- Film poster by Bob Eggleton
- Directed by: Eric McEver
- Written by: Eric McEver; Jeff Hammer;
- Story by: Eric McEver
- Produced by: Jeff Hammer; Brion Hambel; Paul Jensen;
- Starring: Quinn Lord; Ronak Gandhi; Christina Higa; Billy Zane; Yumiko Shaku; Ben Browder;
- Cinematography: Ed Wu
- Music by: Rob Tunstall
- Distributed by: Shout! Factory
- Release date: September 26, 2021 (Fantastic Fest);
- Running time: 88 minutes
- Country: United States
- Languages: English Japanese

= Iké Boys =

Iké Boys is a 2021 American mixed media fantasy film directed by Eric McEver and starring Quinn Lord, Ronak Gandhi, and Christina Higa as three teenagers who acquire superpowers from a magical anime film. Billy Zane, Yumiko Shaku, and Ben Browder are featured in supporting roles.

==Plot==

Best friends Shawn Gunderson and Vikram ‘Vik’ Kapoor escape from the drudgery of high school life in Oklahoma through their obsession with all things Japanese. When a mysterious anime film transforms them into its superhuman characters, they at first think that their wildest fantasies have come true. But when ancient monsters threaten to unleash the apocalypse on New Year's Eve of 1999, Shawn and Vik must look to each other to become the heroes they were always meant to be. Joining their adventure is Miki, a Japanese exchange student whose determination to go on a Native American vision quest puts her on a collision course with both Shawn and Vik and their foes... and whose destiny may determine the fate of the world.

==Cast==
- Quinn Lord as Shawn Gunderson
- Ronak Gandhi as Vikram "Vik" Kapoor
- Christina Higa as Miki Shimizu
- Billy Zane as Newt Grafstrom
- Yumiko Shaku as Reiko Grafstrom
- Ben Browder as Wayne Gunderson
- Gary England as Weatherman
- Saylor Curda as Bethany

==Production==
Production took place in Oklahoma at the beginning of 2020, with postproduction conducted during the COVID-19 pandemic. The original 2D animation was produced by teams in France and Taiwan, paying stylistic homage to Japanese anime of the 1980s and 1990s. The climactic battle was produced by a team of Japanese tokusatsu veterans, with explosives detonated using the same pyrotechnics rig as in Godzilla.

==Release==
The film premiered at the Fantastic Fest on September 26, 2021. It had its international premiere at the Bucheon International Fantastic Film Festival on July 7, 2022. It also screened at the 2022 Boston Science Fiction Film Festival, where it won the award for Best Editing, the 2022 Phoenix Film Festival, and the 2022 Yubari International Fantastic Film Festival. Shout! Studios acquired the North American rights to the film, which was released on October 11, 2022.
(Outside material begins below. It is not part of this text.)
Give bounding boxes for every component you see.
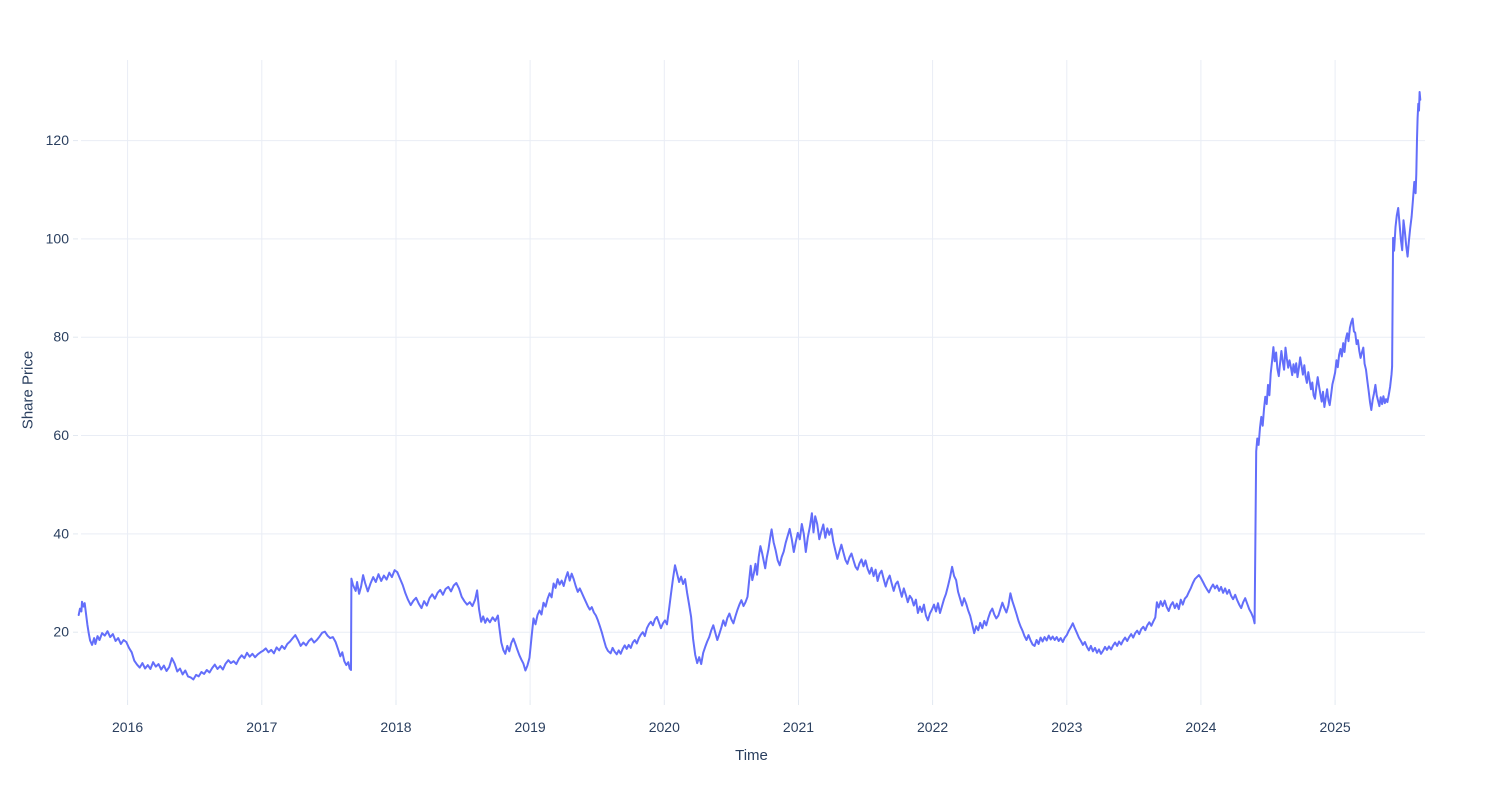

Since its release the film has been featured at a variety of fan events, including San Diego Comic-Con, Otakon, G-Fest, and Anime Boston.

=== Reception ===
The film received positive reviews. Robert Daniels of The New York Times wrote that, "What “Iké Boys” lacks in budget, it makes up for in ingenuity and spirit... when the big emotional beats arrive, this tight, emotive cast delivers the theme of being yourself no matter what, with aplomb." Harris Dang of In Their Own League called the film "a charming, entertaining and goofy trifle that honours its inspirations with love and respect while providing a warm story about will resonate with young audiences about passion, adventure and friendship." Amelia Emberwing of Slash Film gave the film a positive review and wrote, "The earnest nature of the film is both its greatest strength and its greatest weakness. But I'll take dorky earnestness over cool glibness any day." Andrew Mack of Screen Anarchy also gave it a positive review and wrote, "The action is just a fun way to reward yourself for learning something other than how to land a proper hero stance off your living room couch."